A holistic and dynamic approach to analysis and interpretation
Although the process of analysis, by its very nature, is based on dissecting the various aspects of the entity’s performance and situation, in order to enable us to consider them in specific comparison with similar aspects of other entities (individually or in aggregations), we should not overlook the fact that the entity is one. As such every aspect of its performance and situation is linked to the others, in a complex interconnection of causes and effects, which are dictated by the entity’s declared strategy and the entity’s contingent facts, which might have significantly departed from the planned strategy, hence the analysis and interpretation must follow a holistic approach.

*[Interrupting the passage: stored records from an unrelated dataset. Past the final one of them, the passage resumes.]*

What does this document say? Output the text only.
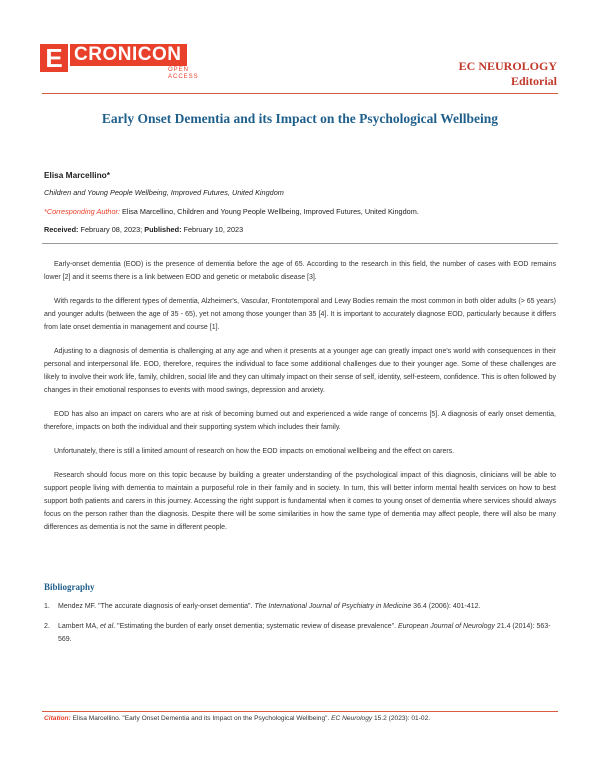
E CRONICON
OPEN ACCESS
EC NEUROLOGY
Editorial
Early Onset Dementia and its Impact on the Psychological Wellbeing
Elisa Marcellino*
Children and Young People Wellbeing, Improved Futures, United Kingdom
*Corresponding Author: Elisa Marcellino, Children and Young People Wellbeing, Improved Futures, United Kingdom.
Received: February 08, 2023; Published: February 10, 2023

Early-onset dementia (EOD) is the presence of dementia before the age of 65. According to the research in this field, the number of cases with EOD remains lower [2] and it seems there is a link between EOD and genetic or metabolic disease [3].

With regards to the different types of dementia, Alzheimer's, Vascular, Frontotemporal and Lewy Bodies remain the most common in both older adults (> 65 years) and younger adults (between the age of 35 - 65), yet not among those younger than 35 [4]. It is important to accurately diagnose EOD, particularly because it differs from late onset dementia in management and course [1].

Adjusting to a diagnosis of dementia is challenging at any age and when it presents at a younger age can greatly impact one's world with consequences in their personal and interpersonal life. EOD, therefore, requires the individual to face some additional challenges due to their younger age. Some of these challenges are likely to involve their work life, family, children, social life and they can ultimaly impact on their sense of self, identity, self-esteem, confidence. This is often followed by changes in their emotional responses to events with mood swings, depression and anxiety.

EOD has also an impact on carers who are at risk of becoming burned out and experienced a wide range of concerns [5]. A diagnosis of early onset dementia, therefore, impacts on both the individual and their supporting system which includes their family.

Unfortunately, there is still a limited amount of research on how the EOD impacts on emotional wellbeing and the effect on carers.

Research should focus more on this topic because by building a greater understanding of the psychological impact of this diagnosis, clinicians will be able to support people living with dementia to maintain a purposeful role in their family and in society. In turn, this will better inform mental health services on how to best support both patients and carers in this journey. Accessing the right support is fundamental when it comes to young onset of dementia where services should always focus on the person rather than the diagnosis. Despite there will be some similarities in how the same type of dementia may affect people, there will also be many differences as dementia is not the same in different people.

Bibliography
1. Mendez MF. "The accurate diagnosis of early-onset dementia". The International Journal of Psychiatry in Medicine 36.4 (2006): 401-412.
2. Lambert MA, et al. "Estimating the burden of early onset dementia; systematic review of disease prevalence". European Journal of Neurology 21.4 (2014): 563-569.
Citation: Elisa Marcellino. "Early Onset Dementia and its Impact on the Psychological Wellbeing". EC Neurology 15.2 (2023): 01-02.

The implication is that any consideration about performance and situation must be supported by the evaluation of a number of different aspects. For example, when considering an entity’s ROE higher than the relevant competitors, an evaluation of the Gearing must be done to assess if that higher profitability bears a higher risk. The analysis will include the calculation of the interest cover, to assess the sustainability of that level of gearing. Also, it must be assessed how sustainable that profitability is, by evaluating the underling performance as opposed to the exceptional events and whether it comes from a configuration of volume and margin (ROS and ATO) that complies with the declared strategy.
Furthermore, every aspect of the entity is affected by a continuous change and transformation, hence the analysis must be based on a dynamic perspective. For example an entity that has just embarked in a fast paced expansion process, might have a seemingly plunging ROCE, caused by the distribution and other administrative costs needed for the expansion to take place. However, if the expansion has been successful and its Gross profit percent has remained at the desired level, it is likely that those costs that affected the ROCE will not occur again, leading to a restored ROCE and, consequent to the expansion, an improved ROE, subject to checking if the expansion was conducted by raising credit capital at a cost below ROCE or equity less than proportionally to the increase of the profit.

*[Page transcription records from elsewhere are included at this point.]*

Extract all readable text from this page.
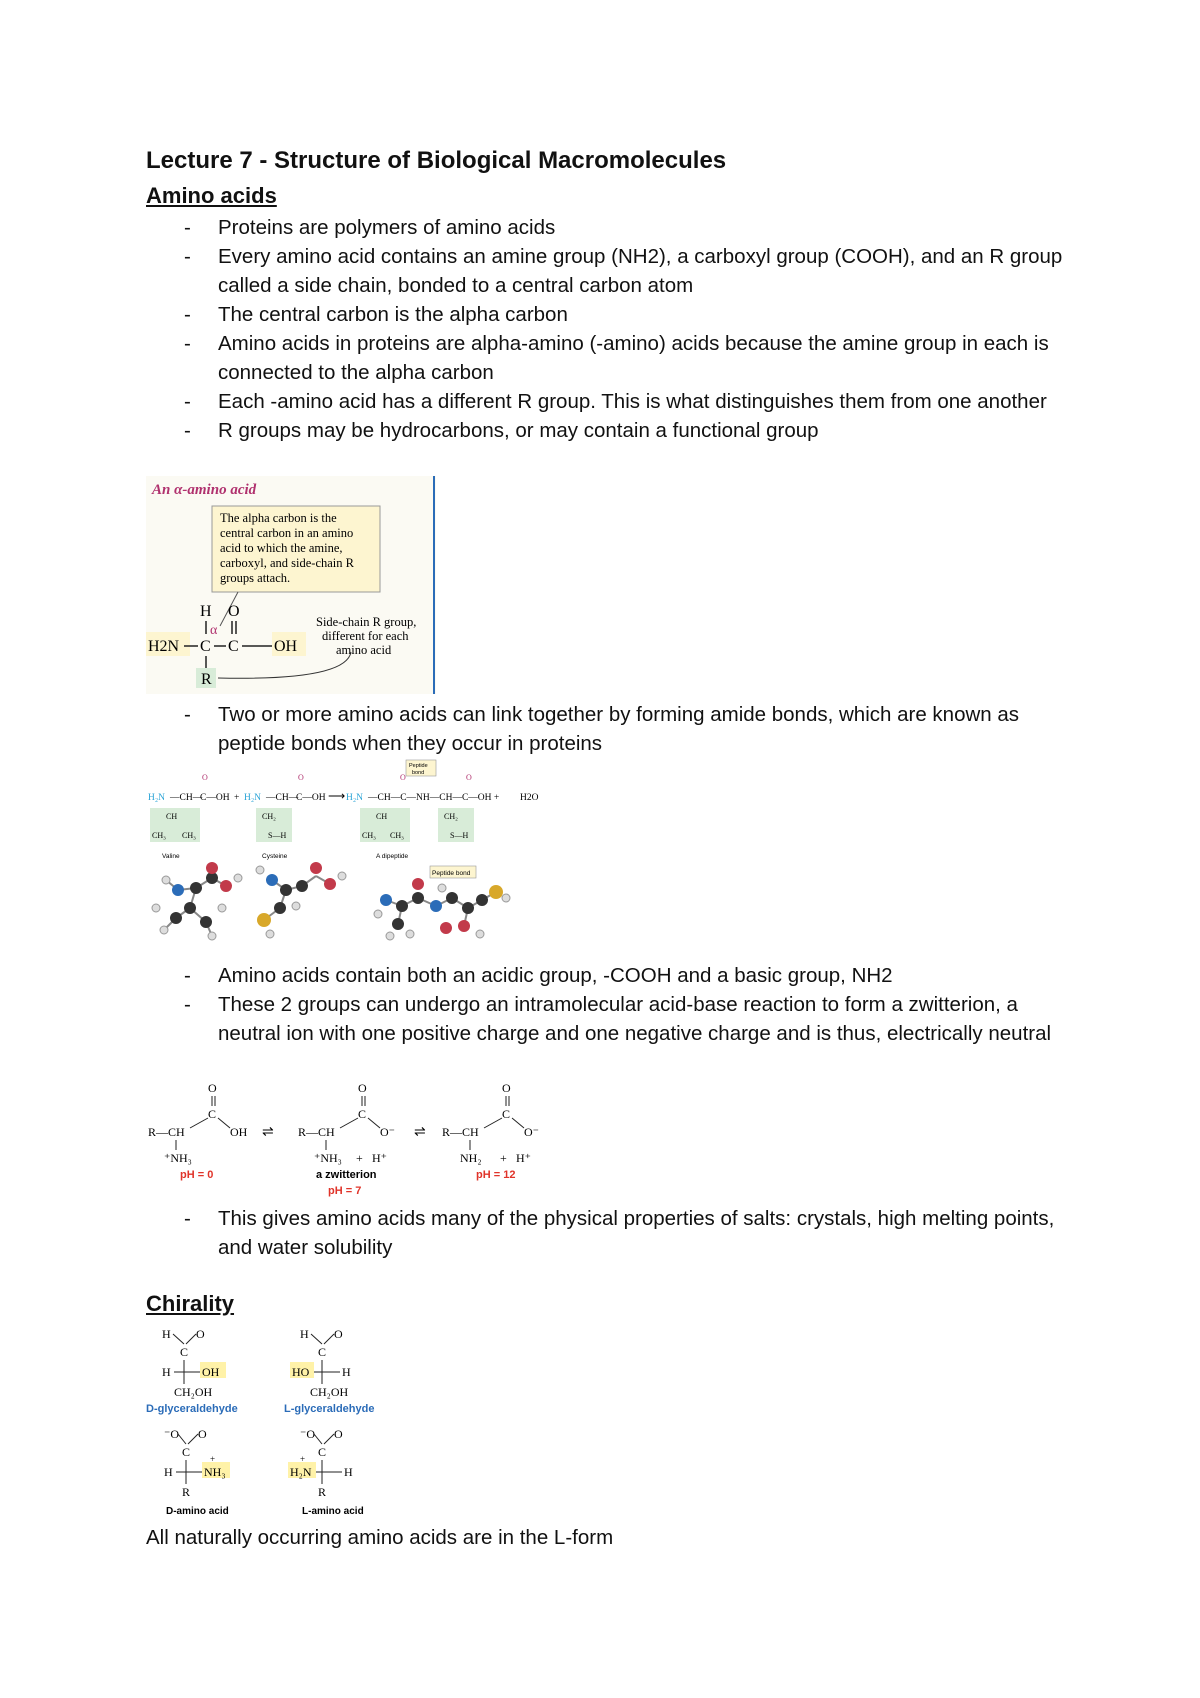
Lecture 7 - Structure of Biological Macromolecules
Amino acids
- Proteins are polymers of amino acids
- Every amino acid contains an amine group (NH2), a carboxyl group (COOH), and an R group called a side chain, bonded to a central carbon atom
- The central carbon is the alpha carbon
- Amino acids in proteins are alpha-amino (-amino) acids because the amine group in each is connected to the alpha carbon
- Each -amino acid has a different R group. This is what distinguishes them from one another
- R groups may be hydrocarbons, or may contain a functional group
An α-amino acid
The alpha carbon is the
central carbon in an amino
acid to which the amine,
carboxyl, and side-chain R
groups attach.
H O
α
H2N C C OH
R
Side-chain R group,
different for each
amino acid
- Two or more amino acids can link together by forming amide bonds, which are known as peptide bonds when they occur in proteins
H₂N —CH—
C—OH
O
+ H₂N —CH—
C—OH
O
⟶ H₂N —CH—C—NH—CH—C—OH + H2O
O	O
Peptide
bond
CH
CH₃ CH₃
CH₂
S—H
CH
CH₃ CH₃
CH₂
S—H
Valine	Cysteine	A dipeptide
Peptide bond
- Amino acids contain both an acidic group, -COOH and a basic group, NH2
- These 2 groups can undergo an intramolecular acid-base reaction to form a zwitterion, a neutral ion with one positive charge and one negative charge and is thus, electrically neutral
O
C
R—CH	OH
⁺NH₃
pH = 0
⇌
O
C
R—CH	O⁻
⁺NH₃ + H⁺
a zwitterion
pH = 7
⇌
O
C
R—CH	O⁻
NH₂ + H⁺
pH = 12
- This gives amino acids many of the physical properties of salts: crystals, high melting points, and water solubility
Chirality
H O
C
H	OH
CH₂OH
D-glyceraldehyde
H O
C
HO	H
CH₂OH
L-glyceraldehyde
⁻O O
C
H	NH₃
+
R
D-amino acid
⁻O O
C
H₂N
+
H
R
L-amino acid

All naturally occurring amino acids are in the L-form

Finally, the business sustainability must be tested, given that the entity’s very existence might depend on its weakest aspect; whereby a profitable and solid entity might collapse for bad liquidity management, whilst an entity that seems to thrive might, in fact, being burning its resources and undermining its reputation on the market to an extent that endangers its medium and long existence.
Also, an entity might appear strong in every aspect of its performance and situation, but is hiding a miscalculation of the risk that it has taken on board and that is not fairly reflected in its accounts… and, to point your attention on how important this effect can be, you should recall that this is one of the widely accepted causes of the current global financial crisis.